Every decision has consequences, and that includes the decision to attend one of the ultrasonography programs that is not accredited by the CAAHEP. The reasons for making this decision may seem valid at the time, but the decision comes with training and career risks. It is important to understand that schools that offer sonography programs will always present their programs in the best light in order to encourage enrollments. Learning to read clues can help with decision-making.
Clues Should Provoke Questions
Websites do not always tell the whole story. Some leave out bits of information that are important to decision-making. For example, the program website may mention the student will be eligible to take the ARDMS exam, but it does not give any details. It is a clue that there is a good chance the student must complete additional training after graduation just to become eligible to sit for the exams. The questions asked should be: How much more training is needed? What kind of training does it need to be?
Another indication the school or program is not disclosing information is when there is an unwillingness to reveal statistics. For example, do the websites offer sonographer employment statistics? If not, there is probably a reason why they are missing. It could mean a majority of the graduates from the ultrasound degree programs remain unemployed six months to a year after graduation, and the programs do not want potential students to know that fact.
CAAHEP accredited sonography programs always include clinical training. The students reading the program website should ask: Is on-the-job (clinical) training a requirement for program completion? In fact, CAAHEP accredited programs have strict admission requirements to maintain the quality of students admitted. Sonography programs that have limited prerequisites or very lenient program enrollment requirements are probably not CAAHEP accredited.
Some students will go ahead and attend a non-CAAHEP accredited program because program graduates are finding local employment. However, what if a person is able to find employment in the area, despite graduating from a sonography program that is not CAAHEP accredited, but then moves to another place where competition for jobs is more intense?
Why Students Do Not Follow Good Advice
There are plenty of people who intentionally chose to attend one of the ultrasonography programs in 2017 that was not accredited by the CAAHEP. Common reasons included:
- It is the program closest to home
- There was no waiting list
- Student was unwilling to wait to enter a CAAHEP accredited program
- Student wrongly believes everything the website says about the quality of the program
- There is a lack of understanding of the valid reasons for CAAHEP accredited programs being considered the best
- Person believes the quotes or testimonials on the website just because they are made by health care professionals
- Students do not recognize that some ultrasound training programs were started only for business reasons (make a profit)
- Non-accredited program has lower tuition and fees
- Sonography program is shorter
- Student assumes it will be easy to meet clinical training requirements after completing the sonography program
Colleges must have students enrolled in order to survive.

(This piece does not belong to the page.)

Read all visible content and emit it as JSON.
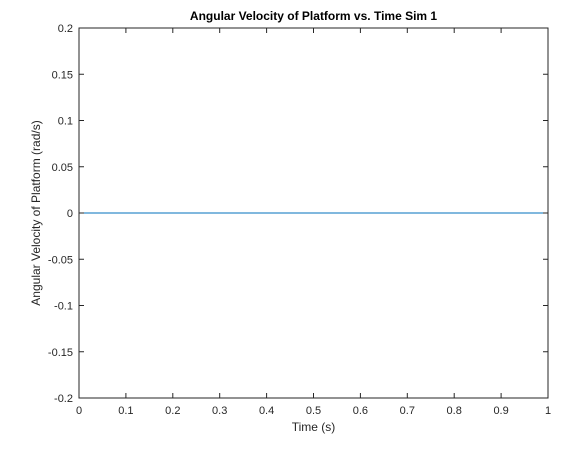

Quite honestly, not all of them are entirely forthcoming in the descriptions of their programs. A student commenting on an online forum even mentioned she was almost finished with her non-accredited sonography program and had only recently heard of the CAAHEP! When students decide to attend a non-accredited program, they risk:
- Not getting a top quality education in ultrasonography
- Needing additional clinical training after graduation
- Being unable to pass the ARDMS exams
- Having much greater difficulty finding employment
More information is available at the following Ultrasound Technician Center link at Non Accredited Sonography Programs.
If other school programs are accredited but the Diagnostic Medical Sonography program is not, the student should question why that is true. Either the program has not made the effort to earn accreditation or is not interested. There are certain steps that must be followed to become an ARDMS registered sonographer. Read more about the process in the Ultrasound Technician Center article at here.
A program that indicates it is “planning” on pursuing CAAHEP accreditation or is in the “process” of earning accreditation is not accredited. Planning on or working on pursuing accreditation is not the same as being accredited. When a program is accredited, it will be listed on the CAAHEP website so it is important to always check.
Students considering starting one of the ultrasonography programs in 2017 still have time to reconsider their decision if the program is not CAAHEP accredited. The risks of being unable to earn ARDMS registration or to compete equally with sonographers who graduated from an accredited program are simply too high. Bottom line: Do not automatically believe everything a website says. Verify accreditation on the CAAHEP website and learn to ask the program staff all the right questions.